Despite the fact that they sort-of lived together, ate their meals together, had shared interests, and even slept together once, Tsukuru is completely ignorant of Haida’s feelings for him—the same way he was ignorant of Kuro’s feelings, of Shiro’s mental health issues and her later death, that Aka is gay. Tsukuru is so caught up in his impression of himself that he doesn’t really know the people around him. This is a theme in the book, highlighted in this passage: “We live in a pretty apathetic age, yet we’re surrounded by an enormous amount of information about other people. If you feel like it, you can easily gather that information about them. Having said that, we still hardly know anything about people.”
Ironically, he knew a lot about Haida, and Haida about him in return.
Haida left because he realized that despite all of the signs, Tsukuru was never going to realize his feelings. Like Kuro, he needed to walk away. Haida is shy—it’s not a surprise he doesn’t say anything directly. We watched him struggle with that as he stood inside of Tsukuru’s room. (I wonder about the injury on Haida’s neck, if he once said something to the wrong person.) And he did make a move—they slept together. But Tsukuru was oblivious the next morning. Imagine being in Haida’s position. It’s no wonder he left for ten days, and eventually forever.
Haida probably knew, as he tried to insert himself into Tsukuru’s life, that much of what he said went unheard. Once, he tells a story about a jazz musician being given a death token and two months to live. That musician learned the importance of living in the present. But Tsukuru, who lived for an entire year wanting to die after his friends abandoned him, doesn’t learn this lesson until the end of the book, trapped in the past for sixteen years.
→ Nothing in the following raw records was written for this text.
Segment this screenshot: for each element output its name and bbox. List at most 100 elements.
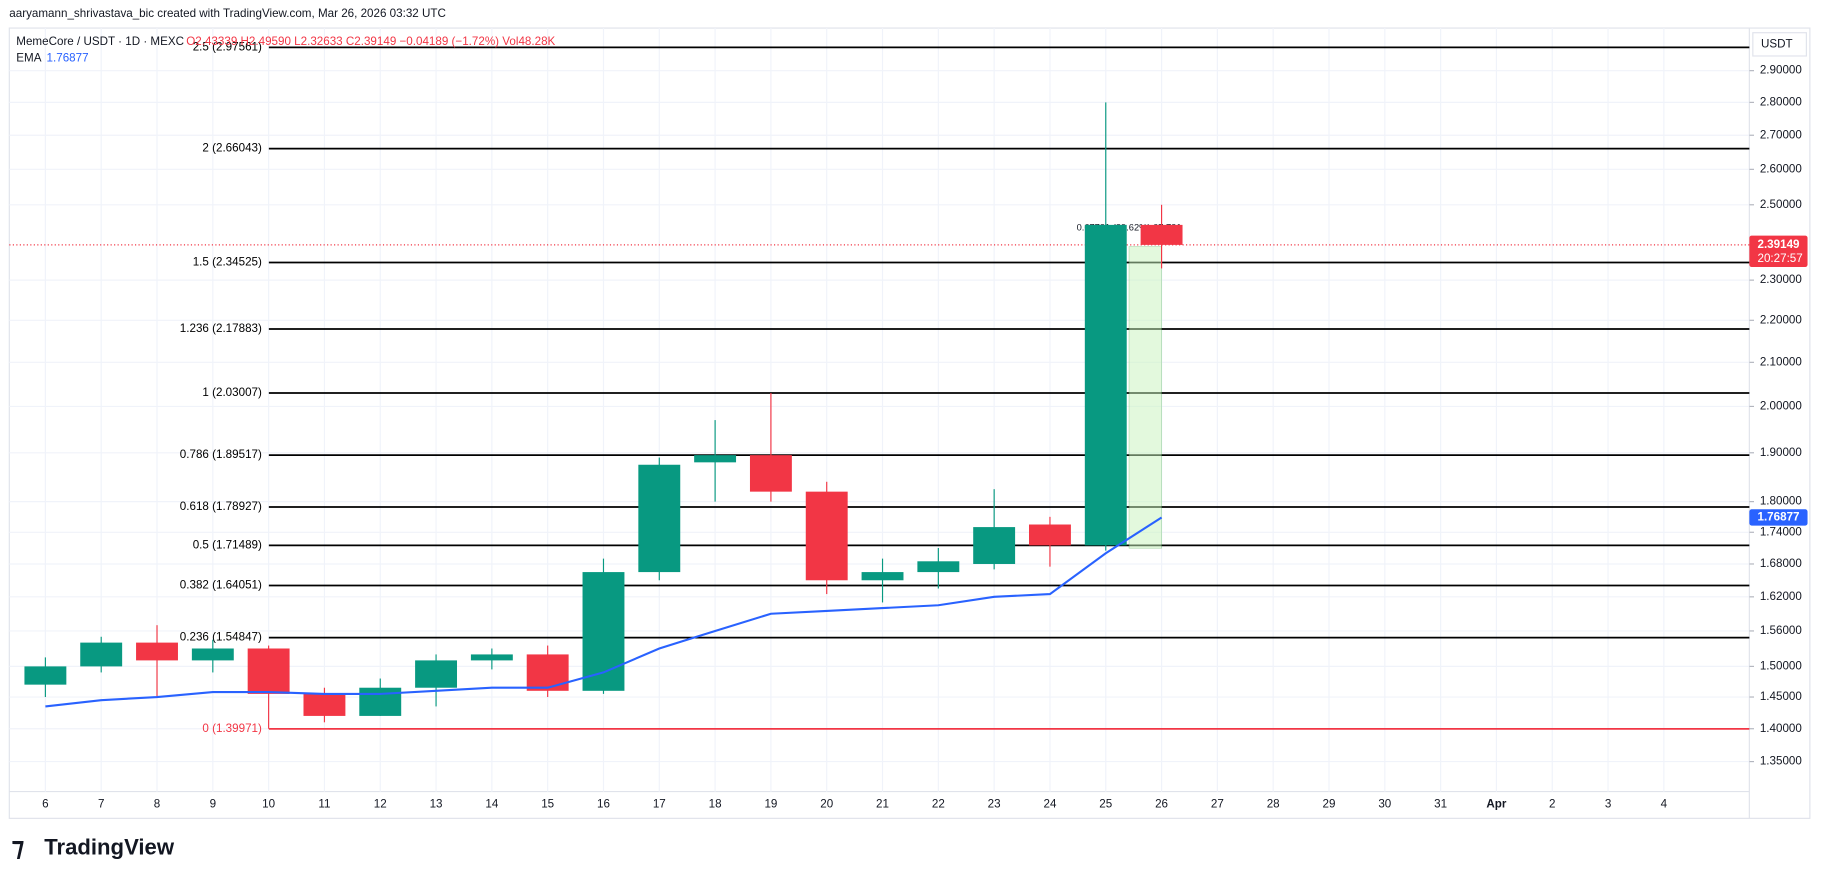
ema-tag-label: 1.76877 — [1757, 511, 1799, 524]
x-tick-label: 12 — [374, 797, 387, 810]
y-tick-label: 2.50000 — [1760, 198, 1803, 211]
logo-mark: ⁊ — [12, 833, 25, 861]
x-tick-label: 18 — [709, 797, 722, 810]
y-tick-label: 1.68000 — [1760, 557, 1803, 570]
candle-body — [1084, 224, 1127, 546]
y-tick-label: 1.45000 — [1760, 690, 1803, 703]
y-tick-label: 1.50000 — [1760, 659, 1803, 672]
x-tick-label: 24 — [1043, 797, 1056, 810]
candle-body — [638, 464, 681, 573]
x-tick-label: 21 — [876, 797, 889, 810]
ema-tag — [1749, 509, 1808, 526]
frame — [8, 27, 1811, 819]
fib-label: 1.236 (2.17883) — [180, 322, 262, 335]
fib-label: 0.382 (1.64051) — [180, 579, 262, 592]
countdown: 20:27:57 — [1757, 252, 1802, 265]
x-tick-label: 16 — [597, 797, 610, 810]
x-tick-label: 2 — [1549, 797, 1555, 810]
ema-label: EMA — [16, 51, 41, 64]
candle-body — [694, 455, 737, 463]
y-tick-label: 1.62000 — [1760, 590, 1803, 603]
y-tick-label: 2.10000 — [1760, 355, 1803, 368]
x-tick-label: 28 — [1267, 797, 1280, 810]
x-tick-label: Apr — [1486, 797, 1506, 810]
credit: aaryamann_shrivastava_bic created with T… — [9, 7, 446, 20]
candle-body — [1140, 224, 1183, 245]
y-tick-label: 1.40000 — [1760, 722, 1803, 735]
measure-box — [1128, 246, 1162, 549]
candle-body — [805, 491, 848, 581]
candle-body — [973, 527, 1016, 564]
x-tick-label: 27 — [1211, 797, 1224, 810]
candle-body — [247, 648, 290, 694]
candle-body — [1029, 524, 1071, 546]
plot: 1.35000 1.40000 1.45000 1.50000 1.56000 1.620… — [9, 28, 1808, 810]
x-tick-label: 17 — [653, 797, 666, 810]
measure-label: 0.67731 (39.62%) 67,731 — [1077, 222, 1182, 232]
candle-body — [526, 654, 569, 691]
fib-label: 0.786 (1.89517) — [180, 448, 262, 461]
y-tick-label: 1.35000 — [1760, 755, 1803, 768]
ema-value: 1.76877 — [47, 51, 89, 64]
fib-label: 0 (1.39971) — [202, 722, 262, 735]
y-tick-label: 1.74000 — [1760, 525, 1803, 538]
fib-label: 0.618 (1.78927) — [180, 500, 262, 513]
y-tick-label: 2.20000 — [1760, 313, 1803, 326]
x-tick-label: 7 — [98, 797, 104, 810]
x-tick-label: 30 — [1378, 797, 1391, 810]
x-tick-label: 29 — [1323, 797, 1336, 810]
x-tick-label: 9 — [210, 797, 216, 810]
fib-label: 0.5 (1.71489) — [193, 538, 262, 551]
candle-body — [80, 642, 123, 667]
fib-label: 2 (2.66043) — [202, 142, 262, 155]
x-tick-label: 3 — [1605, 797, 1611, 810]
y-tick-label: 2.90000 — [1760, 64, 1803, 77]
x-tick-label: 6 — [42, 797, 48, 810]
currency-box[interactable] — [1752, 32, 1807, 57]
candle-body — [470, 654, 513, 661]
candle-body — [191, 648, 234, 661]
candle-body — [303, 693, 346, 716]
candle-body — [136, 642, 178, 661]
candle-body — [415, 660, 458, 688]
fib-label: 0.236 (1.54847) — [180, 631, 262, 644]
x-tick-label: 15 — [541, 797, 554, 810]
y-tick-label: 1.90000 — [1760, 446, 1803, 459]
logo: TradingView — [44, 834, 175, 859]
candle-body — [359, 687, 402, 716]
last-price-label: 2.39149 — [1757, 238, 1800, 251]
x-tick-label: 14 — [485, 797, 498, 810]
y-tick-label: 2.30000 — [1760, 273, 1803, 286]
x-tick-label: 23 — [988, 797, 1001, 810]
x-tick-label: 4 — [1661, 797, 1668, 810]
y-tick-label: 1.56000 — [1760, 624, 1803, 637]
x-tick-label: 19 — [764, 797, 777, 810]
fib-label: 2.5 (2.97561) — [193, 40, 262, 53]
x-tick-label: 26 — [1155, 797, 1168, 810]
ohlc: O2.43339 H2.49590 L2.32633 C2.39149 −0.0… — [186, 35, 555, 48]
x-tick-label: 10 — [262, 797, 275, 810]
y-tick-label: 2.80000 — [1760, 95, 1803, 108]
x-tick-label: 8 — [154, 797, 160, 810]
currency: USDT — [1761, 37, 1793, 50]
x-tick-label: 20 — [820, 797, 833, 810]
y-tick-label: 2.70000 — [1760, 128, 1803, 141]
x-tick-label: 22 — [932, 797, 945, 810]
candle-body — [582, 572, 625, 691]
x-tick-label: 31 — [1434, 797, 1447, 810]
candle-body — [749, 455, 792, 492]
fib-label: 1 (2.03007) — [202, 386, 262, 399]
candle-body — [861, 572, 904, 581]
fib-label: 1.5 (2.34525) — [193, 256, 262, 269]
y-tick-label: 1.80000 — [1760, 495, 1803, 508]
x-tick-label: 25 — [1099, 797, 1112, 810]
ema-line — [45, 516, 1163, 708]
y-tick-label: 2.60000 — [1760, 162, 1803, 175]
x-tick-label: 11 — [318, 797, 330, 810]
y-tick-label: 2.00000 — [1760, 400, 1803, 413]
last-price-tag — [1749, 235, 1808, 267]
candle-body — [917, 561, 960, 573]
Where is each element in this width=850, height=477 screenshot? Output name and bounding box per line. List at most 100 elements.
Haida says something else in a conversation about cooking which I think is the key to his disappearance. After Tsukuru says Haida’s cooking is good enough for him to open a restaurant, Haida says, “I always want to be free. I like cooking, but I don’t want to be holed up in a kitchen doing that as a job. If that happened, I’d end up hating somebody.”
At first, I thought this meant he didn’t want to be tied down by things like jobs and relationships, and that it was this desire for freedom that ultimately made him leave. And that probably is a major part of it. But I think Haida may have been indirectly testing what their relationship meant to Tsukuru—his way of asking, “Why do you think I’m cooking for you? Do you really see this as a transaction? What am I to you?”
If read that way, this was an indirect warning, one Tsukuru never picked up on. And presumably Haida did resent him by the end, bitter that Tsukuru was incapable of living with him in the present. Like Kuro, he didn’t have the confidence or courage to say anything. At the novel’s conclusion, Tsukuru is still ignorant of Haida’s feelings. We, the readers, are left holding them.
In the end, Haida leaves a coffee mill and his prized LPs behind. I imagine he can’t listen to them anymore. Unlike Tsukuru, who continues to listen to Le Mal du Pays and think of Shiro years later, Haida chose freedom, something it takes Tsukuru the entire novel to learn to do.
Ultimately, Haida cut off Tsukuru like a sixth finger. I hope he found someone who treasures him, as Kuro’s husband loves her. Or maybe Sara will reject Tsukuru and he’ll make the long-overdue trip to Akita.